Accra, Jan.29, GNA – The Ghana Education Service (GES) has distributed 10 million facemasks to schools, with each student entitled to two reusable masks per semester.
It also distributed 9.9 million hand sanitizers, 1.65 million packs of tissue papers, 38,000 thermometer guns, and 300,000 face shields and some Veronica buckets.
The GES said it would replenish the personal protective equipment (PPE) next month to avoid any shortage.
Professor Kwasi Opoku-Amankwa, the Director-General of the GES, at a media engagement in Accra, said a monitoring team comprising personnel from the Ghana Health Service and the GES would, next week, embark on monitoring exercises in schools across the country to evaluate the level of compliance with the COVID-19 safety protocols.
It would also analyse progress made in managing class-sizes and report the situation accordingly.
Prof.
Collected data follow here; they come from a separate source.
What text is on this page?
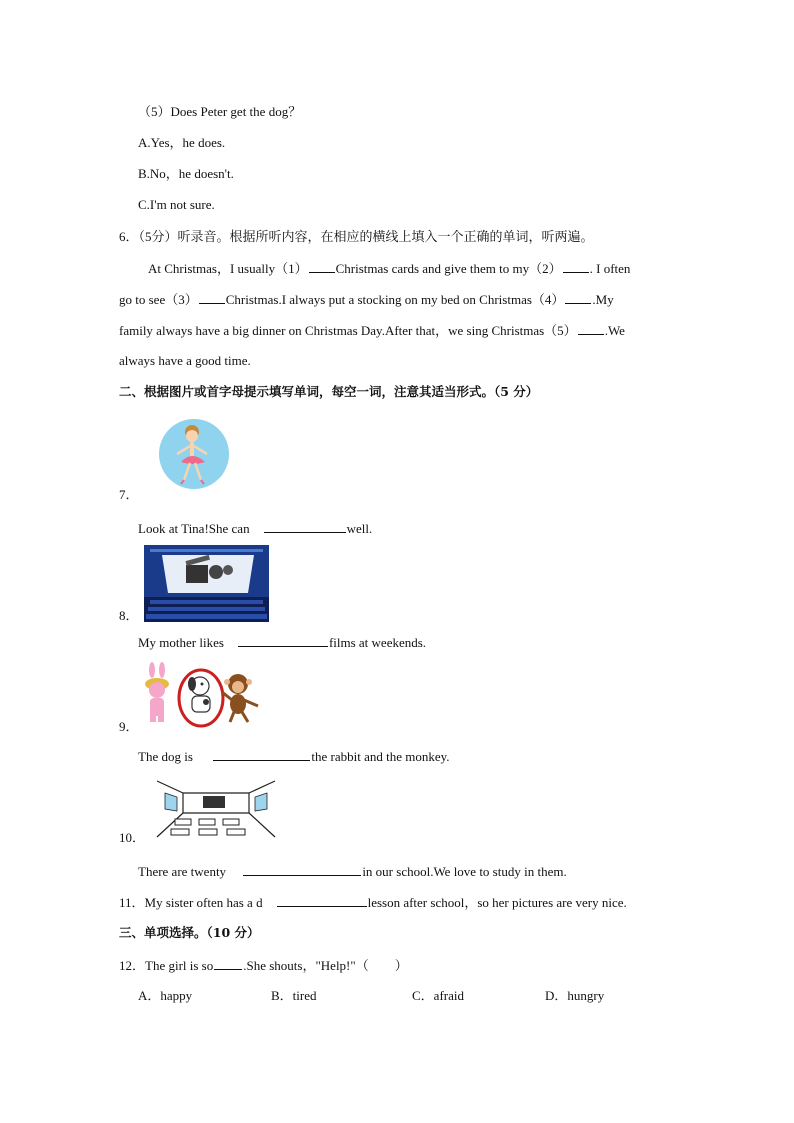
（5）Does Peter get the dog？
A.Yes，he does.
B.No，he doesn't.
C.I'm not sure.
6．（5分）听录音。根据所听内容，在相应的横线上填入一个正确的单词，听两遍。
At Christmas，I usually（1） Christmas cards and give them to my（2） . I often
go to see（3） Christmas.I always put a stocking on my bed on Christmas（4） .My
family always have a big dinner on Christmas Day.After that，we sing Christmas（5） .We
always have a good time.
二、根据图片或首字母提示填写单词，每空一词，注意其适当形式。（5 分）
7．
Look at Tina!She can	well.
8．
My mother likes	films at weekends.
9．
The dog is	the rabbit and the monkey.
10．
There are twenty	in our school.We love to study in them.
11．My sister often has a d	lesson after school，so her pictures are very nice.
三、单项选择。（10 分）
12．The girl is so .She shouts，"Help!"（　　）
A．happy	B．tired	C．afraid	D．hungry
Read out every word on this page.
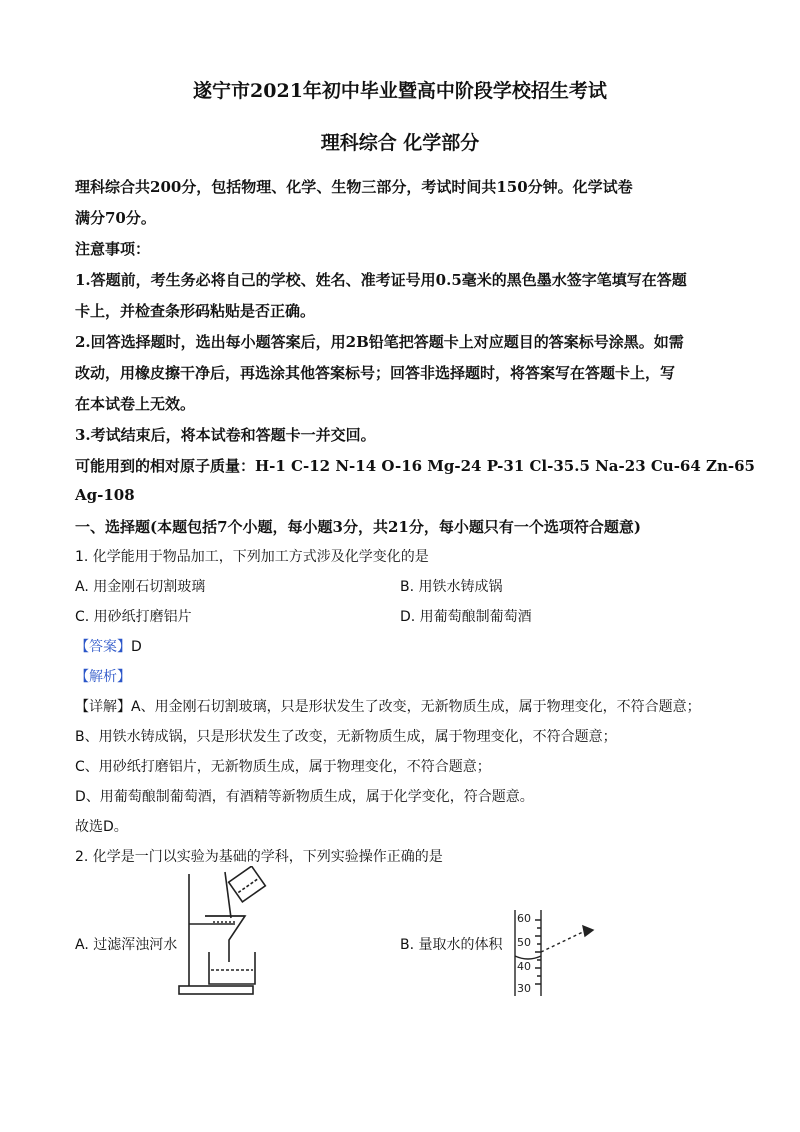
遂宁市2021年初中毕业暨高中阶段学校招生考试
理科综合 化学部分
理科综合共200分，包括物理、化学、生物三部分，考试时间共150分钟。化学试卷
满分70分。
注意事项：
1.答题前，考生务必将自己的学校、姓名、准考证号用0.5毫米的黑色墨水签字笔填写在答题
卡上，并检查条形码粘贴是否正确。
2.回答选择题时，选出每小题答案后，用2B铅笔把答题卡上对应题目的答案标号涂黑。如需
改动，用橡皮擦干净后，再选涂其他答案标号；回答非选择题时，将答案写在答题卡上，写
在本试卷上无效。
3.考试结束后，将本试卷和答题卡一并交回。
可能用到的相对原子质量：H-1 C-12 N-14 O-16 Mg-24 P-31 Cl-35.5 Na-23 Cu-64 Zn-65
Ag-108
一、选择题(本题包括7个小题，每小题3分，共21分，每小题只有一个选项符合题意)
1. 化学能用于物品加工，下列加工方式涉及化学变化的是
A. 用金刚石切割玻璃	B. 用铁水铸成锅
C. 用砂纸打磨铝片	D. 用葡萄酿制葡萄酒
【答案】D
【解析】
【详解】A、用金刚石切割玻璃，只是形状发生了改变，无新物质生成，属于物理变化，不符合题意；
B、用铁水铸成锅，只是形状发生了改变，无新物质生成，属于物理变化，不符合题意；
C、用砂纸打磨铝片，无新物质生成，属于物理变化，不符合题意；
D、用葡萄酿制葡萄酒，有酒精等新物质生成，属于化学变化，符合题意。
故选D。
2. 化学是一门以实验为基础的学科，下列实验操作正确的是
A. 过滤浑浊河水
60
50
40
30
B. 量取水的体积
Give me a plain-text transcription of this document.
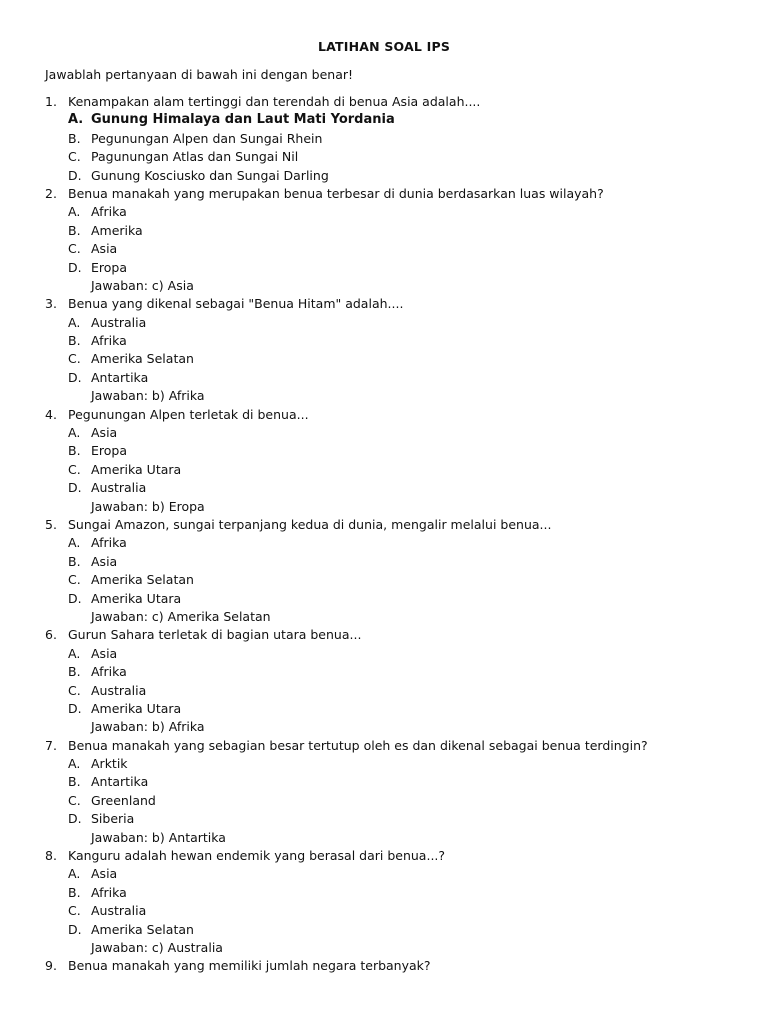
LATIHAN SOAL IPS
Jawablah pertanyaan di bawah ini dengan benar!
1. Kenampakan alam tertinggi dan terendah di benua Asia adalah....
A. Gunung Himalaya dan Laut Mati Yordania
B. Pegunungan Alpen dan Sungai Rhein
C. Pagunungan Atlas dan Sungai Nil
D. Gunung Kosciusko dan Sungai Darling
2. Benua manakah yang merupakan benua terbesar di dunia berdasarkan luas wilayah?
A. Afrika
B. Amerika
C. Asia
D. Eropa
Jawaban: c) Asia
3. Benua yang dikenal sebagai "Benua Hitam" adalah....
A. Australia
B. Afrika
C. Amerika Selatan
D. Antartika
Jawaban: b) Afrika
4. Pegunungan Alpen terletak di benua...
A. Asia
B. Eropa
C. Amerika Utara
D. Australia
Jawaban: b) Eropa
5. Sungai Amazon, sungai terpanjang kedua di dunia, mengalir melalui benua...
A. Afrika
B. Asia
C. Amerika Selatan
D. Amerika Utara
Jawaban: c) Amerika Selatan
6. Gurun Sahara terletak di bagian utara benua...
A. Asia
B. Afrika
C. Australia
D. Amerika Utara
Jawaban: b) Afrika
7. Benua manakah yang sebagian besar tertutup oleh es dan dikenal sebagai benua terdingin?
A. Arktik
B. Antartika
C. Greenland
D. Siberia
Jawaban: b) Antartika
8. Kanguru adalah hewan endemik yang berasal dari benua...?
A. Asia
B. Afrika
C. Australia
D. Amerika Selatan
Jawaban: c) Australia
9. Benua manakah yang memiliki jumlah negara terbanyak?
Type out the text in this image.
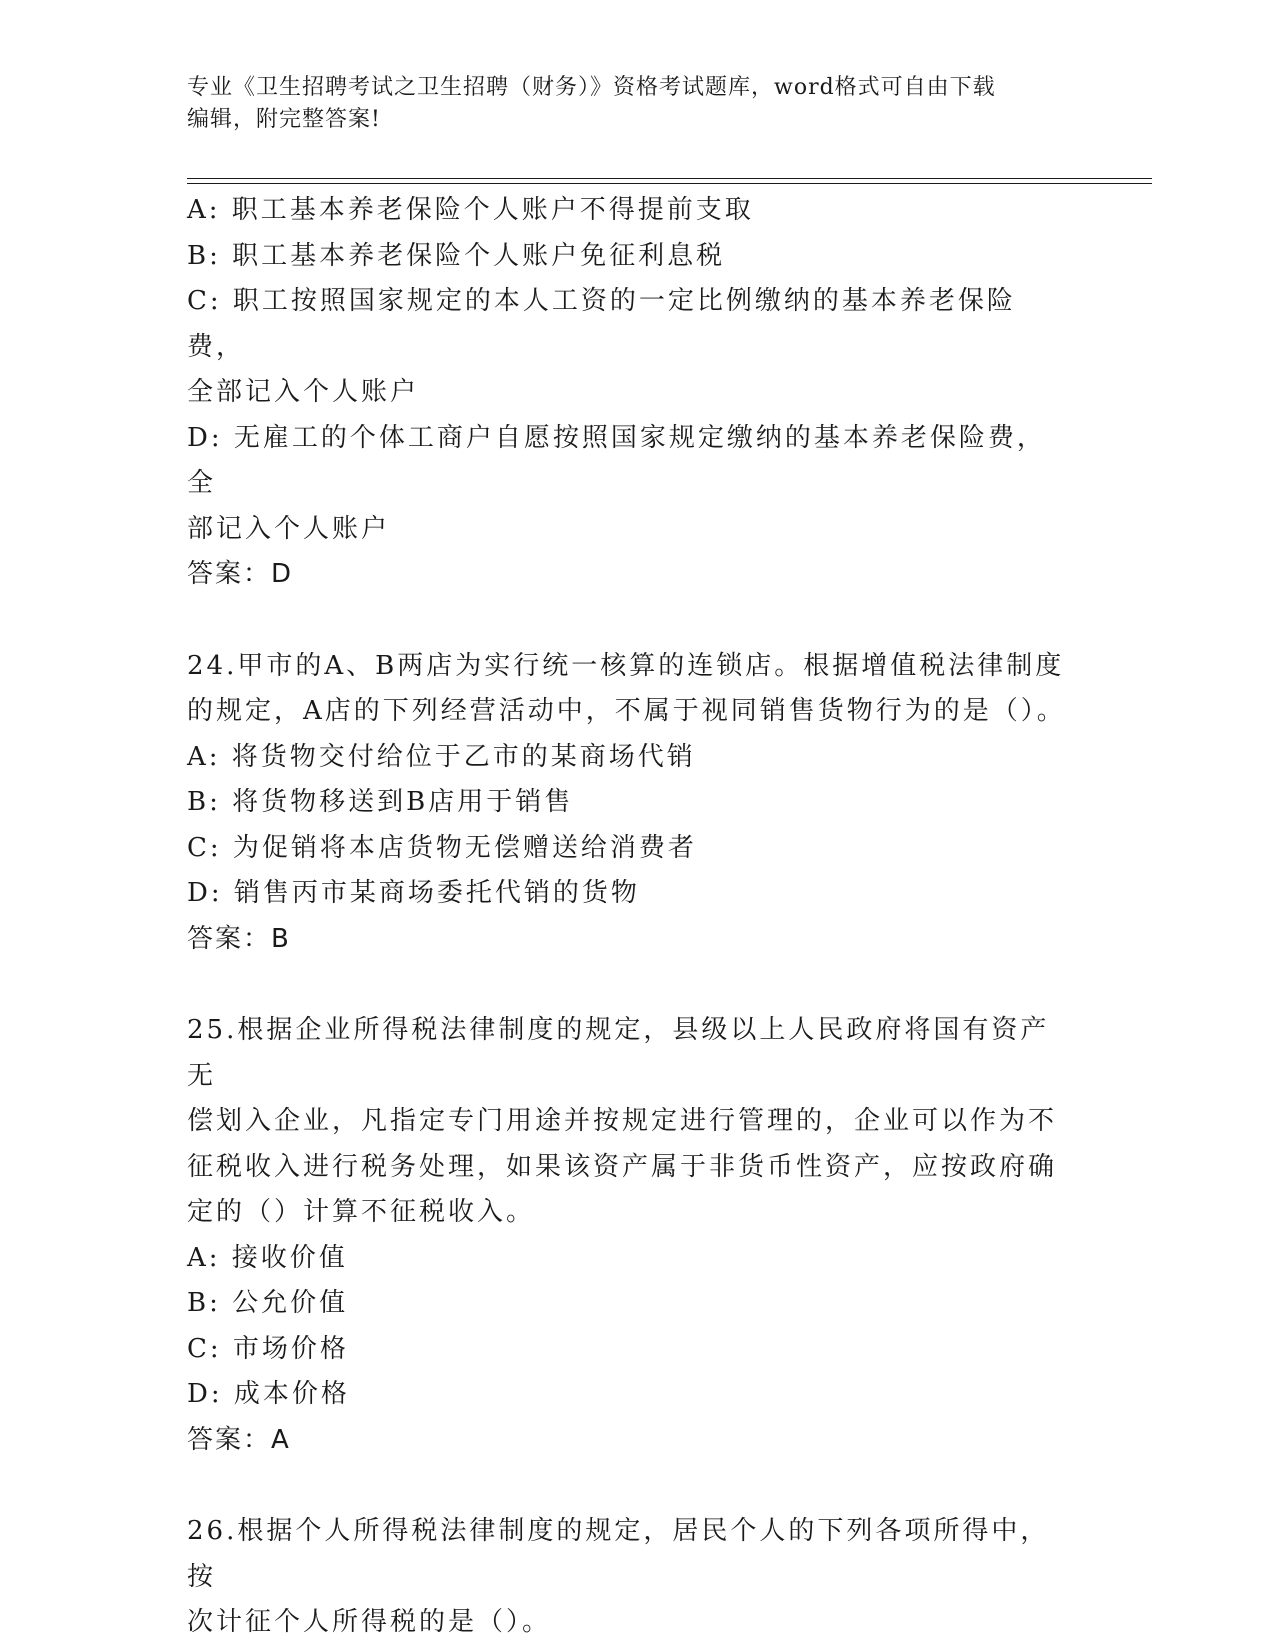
专业《卫生招聘考试之卫生招聘（财务）》资格考试题库，word格式可自由下载
编辑，附完整答案!
A: 职工基本养老保险个人账户不得提前支取
B: 职工基本养老保险个人账户免征利息税
C: 职工按照国家规定的本人工资的一定比例缴纳的基本养老保险费，
全部记入个人账户
D: 无雇工的个体工商户自愿按照国家规定缴纳的基本养老保险费，全
部记入个人账户
答案：D
24.甲市的A、B两店为实行统一核算的连锁店。根据增值税法律制度
的规定，A店的下列经营活动中，不属于视同销售货物行为的是（）。
A: 将货物交付给位于乙市的某商场代销
B: 将货物移送到B店用于销售
C: 为促销将本店货物无偿赠送给消费者
D: 销售丙市某商场委托代销的货物
答案：B
25.根据企业所得税法律制度的规定，县级以上人民政府将国有资产无
偿划入企业，凡指定专门用途并按规定进行管理的，企业可以作为不
征税收入进行税务处理，如果该资产属于非货币性资产，应按政府确
定的（）计算不征税收入。
A: 接收价值
B: 公允价值
C: 市场价格
D: 成本价格
答案：A
26.根据个人所得税法律制度的规定，居民个人的下列各项所得中，按
次计征个人所得税的是（）。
Opoku-Amankwa reiterated the need for heads of schools and managers to comply with the instructional hours issued by the Service.
The instructional hours are four hours for Kindergarten pupils, six hours for primary and junior high students, and seven to eight hours for senior high students.
The GES Boss urged school heads and managers to enforce the COVID-19 preventive and safety protocols in their schools to avert any spread of the virus.
So far, four students had contracted the virus since schools reopened on January 15, this year.
Three were from a secondary school in the Upper West Region and one student in Daboase in the Western Region.
A total of 34 contacts of the infected students had been traced and only one person also tested positive for COVID-19.
Prof. Opoku-Amankwa said 9.2 million students and 500,000 educational workers were affected when schools closed in March last year.
He said when school reopened in January this year the GES had issued COVID-19 and Recovery Guidelines to schools for reintegration of pupils and students after a nine-month break.
It also embarked on a “Back-to-School” campaign to educate and sensitise both parents and students to resume classes.
Prof. Opoku-Amankwa refuted claims of lack of space in schools for new admissions, noting that there were sufficient classrooms to enroll more than 6,000 new pupils into creche and nursery.